Jordan voters will likely be asked if the future of Jordan Public Schools should include $39.5 million in campus improvements when they enter the voting booth this fall.
The Jordan Board of Education is in the process of developing a referendum for the November election in order to secure funding for substantial school improvements over the next three years.
The process started last year when a team of about 20 people, including school administrators, teachers, parents and community members, met over the course of 16 months to develop a vision for the future and outline the district’s needs.
They came back with a slate of improvement projects ranging in price from $400,000 to $9.3 million. Funding for the projects has been packaged into three referendum ballot items. The first item will ask voters whether or not they support raising the tax levy to fund the projects. The other two items ask voters if they approve bonding for two separate slates of projects.
The first referendum ballot item asks voters if they approve of raising the student levy by $300. Taxpayers currently allocate $724 per student annually — the standard minimum that the state says schools are entitled to. The statewide average is $1,202 per student. The metro average is even higher, Superintendent Matt Helgerson said.
The $300 increase does not necessarily reflect an exact tax impact, as several factors go into the allocation, including state aid equalization. The school district will ask voters to raise the levy to $1,024 per student annually. Helgerson said the following measures are incumbent upon the levy being raised:
Bonding question 1
The second ballot item would ask voters to approve $24.5 million in bonding for a number of campus renovations, additions and new buildings. Included is the construction of an early learning center on a parcel of land owned by the district. The $8.5 million building would house Kids Company (before- and after-school program) and pre-K programs, moving them out of the elementary school. The district is calling this new parcel along Highway 21 the “south campus.”
The elementary school would undergo $6.3 in classroom, infrastructure and cosmetic renovations. An additional $700,000 would go toward expanding the cafeteria by downsizing the gym and turning it into a multi-purpose room. A new elementary gym would be added onto the school for an estimated $2.1 million.
Helgerson said the long-term plan is to eventually turn the elementary school into a community space that would include district offices, health services, community education and Summit Academy programming. As student population continues to grow, the district would explore building a two-story elementary school on the south campus. Initial estimates for a new elementary school building, which is not a part of this year’s proposed referendum, are $42.7 million.

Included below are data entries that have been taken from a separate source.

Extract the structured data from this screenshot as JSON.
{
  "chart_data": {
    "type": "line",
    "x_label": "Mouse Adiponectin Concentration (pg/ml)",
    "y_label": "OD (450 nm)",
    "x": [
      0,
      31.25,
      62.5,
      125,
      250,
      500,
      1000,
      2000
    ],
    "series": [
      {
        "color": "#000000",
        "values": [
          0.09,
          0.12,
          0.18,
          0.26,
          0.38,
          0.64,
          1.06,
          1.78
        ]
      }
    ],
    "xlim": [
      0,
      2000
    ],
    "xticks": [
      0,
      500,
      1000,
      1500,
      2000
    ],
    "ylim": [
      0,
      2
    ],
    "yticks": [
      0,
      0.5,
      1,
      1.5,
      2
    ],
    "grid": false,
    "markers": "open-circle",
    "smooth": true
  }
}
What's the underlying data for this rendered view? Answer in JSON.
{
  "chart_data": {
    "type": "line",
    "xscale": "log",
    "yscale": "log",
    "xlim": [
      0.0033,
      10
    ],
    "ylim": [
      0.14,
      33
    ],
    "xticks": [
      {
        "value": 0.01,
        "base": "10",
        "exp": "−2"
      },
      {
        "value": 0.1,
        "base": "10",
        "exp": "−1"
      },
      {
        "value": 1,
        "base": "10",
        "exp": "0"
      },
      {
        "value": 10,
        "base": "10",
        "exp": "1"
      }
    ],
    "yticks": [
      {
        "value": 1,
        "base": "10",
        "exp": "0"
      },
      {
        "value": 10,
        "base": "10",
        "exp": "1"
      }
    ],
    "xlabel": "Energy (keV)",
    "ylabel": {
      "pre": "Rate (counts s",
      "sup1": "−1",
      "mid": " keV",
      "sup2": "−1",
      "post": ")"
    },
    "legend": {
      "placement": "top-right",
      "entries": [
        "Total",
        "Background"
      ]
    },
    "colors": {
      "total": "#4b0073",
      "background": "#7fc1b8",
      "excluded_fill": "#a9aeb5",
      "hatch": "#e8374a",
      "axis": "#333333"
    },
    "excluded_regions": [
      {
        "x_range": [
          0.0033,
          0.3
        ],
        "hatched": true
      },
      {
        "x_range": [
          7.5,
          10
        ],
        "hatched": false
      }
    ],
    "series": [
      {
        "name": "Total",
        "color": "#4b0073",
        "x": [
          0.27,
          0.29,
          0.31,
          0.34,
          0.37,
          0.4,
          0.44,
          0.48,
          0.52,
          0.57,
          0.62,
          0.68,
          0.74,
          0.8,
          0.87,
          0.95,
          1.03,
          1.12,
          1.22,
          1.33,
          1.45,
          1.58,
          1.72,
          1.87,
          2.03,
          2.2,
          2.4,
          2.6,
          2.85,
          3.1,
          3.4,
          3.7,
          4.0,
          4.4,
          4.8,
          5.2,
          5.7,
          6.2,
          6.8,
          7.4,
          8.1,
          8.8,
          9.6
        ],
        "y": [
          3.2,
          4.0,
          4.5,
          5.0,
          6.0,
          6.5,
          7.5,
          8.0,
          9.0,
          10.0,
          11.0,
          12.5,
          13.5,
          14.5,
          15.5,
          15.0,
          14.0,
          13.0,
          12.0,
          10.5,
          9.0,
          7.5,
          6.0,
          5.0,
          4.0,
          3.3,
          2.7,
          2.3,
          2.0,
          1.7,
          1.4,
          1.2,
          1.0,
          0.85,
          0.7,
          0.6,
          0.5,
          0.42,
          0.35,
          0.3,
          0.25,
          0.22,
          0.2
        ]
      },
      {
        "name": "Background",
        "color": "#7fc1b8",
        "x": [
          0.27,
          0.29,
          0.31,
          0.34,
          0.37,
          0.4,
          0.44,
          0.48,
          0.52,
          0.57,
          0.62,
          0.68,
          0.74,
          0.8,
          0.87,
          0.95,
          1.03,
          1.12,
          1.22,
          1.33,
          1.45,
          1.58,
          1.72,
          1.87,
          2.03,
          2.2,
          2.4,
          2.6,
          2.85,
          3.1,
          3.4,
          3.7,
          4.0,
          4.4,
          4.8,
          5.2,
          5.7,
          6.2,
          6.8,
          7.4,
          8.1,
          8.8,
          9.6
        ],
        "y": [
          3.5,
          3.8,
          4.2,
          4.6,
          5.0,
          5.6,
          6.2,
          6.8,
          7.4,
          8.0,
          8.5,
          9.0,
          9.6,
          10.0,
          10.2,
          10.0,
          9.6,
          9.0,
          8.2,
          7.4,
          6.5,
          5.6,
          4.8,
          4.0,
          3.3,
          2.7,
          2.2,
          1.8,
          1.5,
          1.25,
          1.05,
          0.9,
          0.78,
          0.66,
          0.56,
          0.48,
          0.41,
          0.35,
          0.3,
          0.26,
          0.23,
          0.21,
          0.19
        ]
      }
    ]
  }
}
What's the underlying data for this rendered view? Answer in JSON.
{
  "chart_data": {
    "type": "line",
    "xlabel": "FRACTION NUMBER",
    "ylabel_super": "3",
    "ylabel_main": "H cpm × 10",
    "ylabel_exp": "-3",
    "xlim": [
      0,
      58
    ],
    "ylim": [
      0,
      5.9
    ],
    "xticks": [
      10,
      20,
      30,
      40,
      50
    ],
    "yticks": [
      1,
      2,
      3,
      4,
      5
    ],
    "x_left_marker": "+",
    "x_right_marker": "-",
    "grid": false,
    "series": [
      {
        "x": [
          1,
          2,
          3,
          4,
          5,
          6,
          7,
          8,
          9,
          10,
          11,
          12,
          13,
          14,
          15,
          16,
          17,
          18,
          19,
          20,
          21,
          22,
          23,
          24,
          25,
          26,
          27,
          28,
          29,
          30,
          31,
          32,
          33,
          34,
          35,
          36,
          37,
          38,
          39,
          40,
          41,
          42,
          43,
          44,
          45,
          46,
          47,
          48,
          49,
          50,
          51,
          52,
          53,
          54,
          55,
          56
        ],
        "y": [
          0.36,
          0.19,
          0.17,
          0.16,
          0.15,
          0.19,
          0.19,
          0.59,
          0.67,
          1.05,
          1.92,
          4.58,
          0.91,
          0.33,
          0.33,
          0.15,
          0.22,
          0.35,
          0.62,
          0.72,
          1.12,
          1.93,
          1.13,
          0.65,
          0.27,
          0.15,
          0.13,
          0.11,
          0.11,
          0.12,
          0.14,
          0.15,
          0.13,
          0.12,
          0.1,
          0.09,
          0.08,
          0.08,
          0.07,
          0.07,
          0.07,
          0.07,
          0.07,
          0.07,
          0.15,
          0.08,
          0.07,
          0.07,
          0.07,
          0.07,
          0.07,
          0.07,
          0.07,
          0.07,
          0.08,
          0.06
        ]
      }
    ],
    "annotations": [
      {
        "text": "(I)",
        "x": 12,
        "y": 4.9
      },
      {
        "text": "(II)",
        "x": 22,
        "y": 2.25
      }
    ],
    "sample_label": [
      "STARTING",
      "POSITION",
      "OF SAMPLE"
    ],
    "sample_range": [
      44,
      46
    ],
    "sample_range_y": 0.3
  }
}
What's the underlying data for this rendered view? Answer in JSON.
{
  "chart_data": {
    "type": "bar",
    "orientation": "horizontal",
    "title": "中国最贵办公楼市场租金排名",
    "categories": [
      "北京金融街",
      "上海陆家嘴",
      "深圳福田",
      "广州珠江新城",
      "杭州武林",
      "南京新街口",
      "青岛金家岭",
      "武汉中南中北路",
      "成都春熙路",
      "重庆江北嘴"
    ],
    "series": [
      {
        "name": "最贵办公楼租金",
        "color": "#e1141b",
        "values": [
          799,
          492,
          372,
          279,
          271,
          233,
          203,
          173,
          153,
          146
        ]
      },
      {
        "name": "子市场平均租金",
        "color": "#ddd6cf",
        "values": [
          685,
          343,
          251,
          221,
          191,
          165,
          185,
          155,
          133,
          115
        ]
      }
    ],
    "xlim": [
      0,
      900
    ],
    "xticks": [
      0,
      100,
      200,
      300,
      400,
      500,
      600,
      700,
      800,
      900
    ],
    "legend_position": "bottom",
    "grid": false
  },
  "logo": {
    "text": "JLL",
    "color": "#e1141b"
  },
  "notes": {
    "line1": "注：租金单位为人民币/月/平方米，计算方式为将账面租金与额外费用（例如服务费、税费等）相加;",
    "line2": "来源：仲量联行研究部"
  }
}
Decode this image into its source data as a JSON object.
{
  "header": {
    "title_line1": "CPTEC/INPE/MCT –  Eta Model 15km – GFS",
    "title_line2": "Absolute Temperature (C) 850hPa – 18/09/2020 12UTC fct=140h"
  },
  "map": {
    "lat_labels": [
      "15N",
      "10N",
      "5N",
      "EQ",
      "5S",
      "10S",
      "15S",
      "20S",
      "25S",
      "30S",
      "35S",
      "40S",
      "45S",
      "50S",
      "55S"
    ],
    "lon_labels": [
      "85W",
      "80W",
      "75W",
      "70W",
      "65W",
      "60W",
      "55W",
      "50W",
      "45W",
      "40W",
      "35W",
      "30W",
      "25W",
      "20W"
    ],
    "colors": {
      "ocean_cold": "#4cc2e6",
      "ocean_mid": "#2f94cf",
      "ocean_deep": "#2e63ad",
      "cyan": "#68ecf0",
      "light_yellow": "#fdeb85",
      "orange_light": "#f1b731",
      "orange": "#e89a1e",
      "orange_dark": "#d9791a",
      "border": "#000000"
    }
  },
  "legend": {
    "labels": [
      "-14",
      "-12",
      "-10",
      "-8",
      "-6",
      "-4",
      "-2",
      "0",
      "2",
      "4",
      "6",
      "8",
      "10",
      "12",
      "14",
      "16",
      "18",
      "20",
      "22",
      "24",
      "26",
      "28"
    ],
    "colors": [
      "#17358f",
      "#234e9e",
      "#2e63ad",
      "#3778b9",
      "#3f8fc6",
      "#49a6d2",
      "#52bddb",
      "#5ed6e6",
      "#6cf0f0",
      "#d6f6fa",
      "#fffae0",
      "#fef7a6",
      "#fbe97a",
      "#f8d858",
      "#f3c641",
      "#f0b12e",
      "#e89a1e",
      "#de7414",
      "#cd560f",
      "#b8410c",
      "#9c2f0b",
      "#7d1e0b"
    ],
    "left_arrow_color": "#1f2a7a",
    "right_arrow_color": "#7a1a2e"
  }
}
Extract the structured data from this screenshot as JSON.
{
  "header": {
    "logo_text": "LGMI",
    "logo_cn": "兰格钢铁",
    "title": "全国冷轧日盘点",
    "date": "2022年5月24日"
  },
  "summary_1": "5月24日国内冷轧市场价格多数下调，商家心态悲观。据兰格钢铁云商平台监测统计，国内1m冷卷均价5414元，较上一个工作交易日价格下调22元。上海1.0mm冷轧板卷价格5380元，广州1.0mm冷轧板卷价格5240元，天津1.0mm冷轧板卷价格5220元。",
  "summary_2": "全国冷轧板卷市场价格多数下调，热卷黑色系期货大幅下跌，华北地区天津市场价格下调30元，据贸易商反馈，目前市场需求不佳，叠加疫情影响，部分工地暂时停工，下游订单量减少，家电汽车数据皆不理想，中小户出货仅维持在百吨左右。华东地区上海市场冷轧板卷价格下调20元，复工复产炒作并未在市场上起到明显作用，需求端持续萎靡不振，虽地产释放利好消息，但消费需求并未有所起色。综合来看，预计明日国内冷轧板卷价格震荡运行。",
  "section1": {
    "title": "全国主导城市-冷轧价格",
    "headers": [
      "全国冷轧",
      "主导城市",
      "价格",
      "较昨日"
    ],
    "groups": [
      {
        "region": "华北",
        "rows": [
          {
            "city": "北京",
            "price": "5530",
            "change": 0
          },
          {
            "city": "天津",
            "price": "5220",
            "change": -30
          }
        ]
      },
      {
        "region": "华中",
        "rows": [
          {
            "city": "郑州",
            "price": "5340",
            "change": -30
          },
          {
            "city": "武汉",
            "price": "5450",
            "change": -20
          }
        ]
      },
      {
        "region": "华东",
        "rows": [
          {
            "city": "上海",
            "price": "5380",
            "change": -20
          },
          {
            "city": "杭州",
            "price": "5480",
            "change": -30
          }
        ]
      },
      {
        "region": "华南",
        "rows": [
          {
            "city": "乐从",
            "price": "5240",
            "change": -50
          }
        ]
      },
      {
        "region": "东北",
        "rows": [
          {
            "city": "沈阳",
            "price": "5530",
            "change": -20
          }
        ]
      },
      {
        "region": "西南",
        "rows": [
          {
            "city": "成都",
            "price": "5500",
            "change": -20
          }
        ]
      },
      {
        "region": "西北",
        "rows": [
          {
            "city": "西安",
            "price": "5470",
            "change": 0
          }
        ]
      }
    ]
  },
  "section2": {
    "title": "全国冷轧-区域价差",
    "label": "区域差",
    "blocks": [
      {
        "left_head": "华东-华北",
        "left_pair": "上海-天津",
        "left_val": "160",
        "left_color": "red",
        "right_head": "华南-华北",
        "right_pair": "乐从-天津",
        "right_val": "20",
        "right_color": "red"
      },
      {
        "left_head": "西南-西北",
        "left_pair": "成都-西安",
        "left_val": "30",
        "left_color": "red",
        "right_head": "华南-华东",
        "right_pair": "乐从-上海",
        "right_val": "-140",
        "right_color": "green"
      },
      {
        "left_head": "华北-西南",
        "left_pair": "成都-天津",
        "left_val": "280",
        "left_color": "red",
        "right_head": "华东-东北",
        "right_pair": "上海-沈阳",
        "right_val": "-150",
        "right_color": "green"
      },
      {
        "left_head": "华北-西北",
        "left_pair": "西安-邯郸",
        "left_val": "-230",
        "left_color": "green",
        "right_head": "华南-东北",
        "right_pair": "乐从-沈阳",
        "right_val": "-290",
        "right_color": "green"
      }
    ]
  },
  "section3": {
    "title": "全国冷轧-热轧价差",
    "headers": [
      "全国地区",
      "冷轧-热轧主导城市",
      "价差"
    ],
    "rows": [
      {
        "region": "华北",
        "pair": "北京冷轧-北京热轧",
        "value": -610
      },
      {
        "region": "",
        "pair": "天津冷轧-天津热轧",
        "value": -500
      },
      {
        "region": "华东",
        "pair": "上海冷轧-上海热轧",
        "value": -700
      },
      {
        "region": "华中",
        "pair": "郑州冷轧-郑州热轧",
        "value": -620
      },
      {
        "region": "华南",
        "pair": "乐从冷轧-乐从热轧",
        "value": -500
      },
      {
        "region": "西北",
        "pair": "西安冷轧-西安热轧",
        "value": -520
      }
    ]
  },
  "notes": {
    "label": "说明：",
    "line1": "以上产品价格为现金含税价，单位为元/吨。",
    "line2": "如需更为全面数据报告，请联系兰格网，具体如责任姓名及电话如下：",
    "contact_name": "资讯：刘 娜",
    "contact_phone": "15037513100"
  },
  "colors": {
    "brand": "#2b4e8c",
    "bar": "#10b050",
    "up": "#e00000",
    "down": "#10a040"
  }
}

Another item is $3.6 million in high school renovations. Part of that would include moving the front office closer to the high school entrance to increase safety measures.
Another $1 million would be used to reconfigure school and CERC parking lots and road access. The district and Jordan city council have agreed to partner on a $24,193 traffic management study that will analyze congestion, particularly during pickup and drop-off hours, along Sunset Drive and Aberdeen Avenue. The two parties have agreed to split the cost of the study.
Rounding out the first slate of projects, the district is looking to allocate $400,000 to build a parking lot along Hope Avenue and $800,000 to build a community recreation field on the south campus.
Bond question 2
The third and final item on the referendum ballot would ask voters to approve $15 million in bonding for auditorium renovations and a recreation building.
A $5.5 million high school auditorium renovation would add 200 seats and updated lighting and sound technology to the theater. Helgerson said the school needs special permission from the fire marshal to bring in additional seating for popular events like the spring pops concert.
The $9.3 million recreation building would be on the new south campus near the proposed early learning center. Early concepts are a multi-purpose recreation building that includes a turf field for various sports along with golf and archery simulators. Helgerson said the district may pursue a partnership with the city to establish and manage the building, similar to CERC.
If the referendum is approved, construction would begin between 2020 and 2022.
A community informational meeting is set for June 12 at 7 p.m. in the high school auditorium. The district will provide information on the projects and their potential tax impacts, as well as concepts and possible renderings of the alterations and additions.
The school board is expected to approve a resolution pursuing the referendum prior to the informational meeting. The last time the school district held a referendum was in March 2014 to secure funding for CERC and remodel the middle school.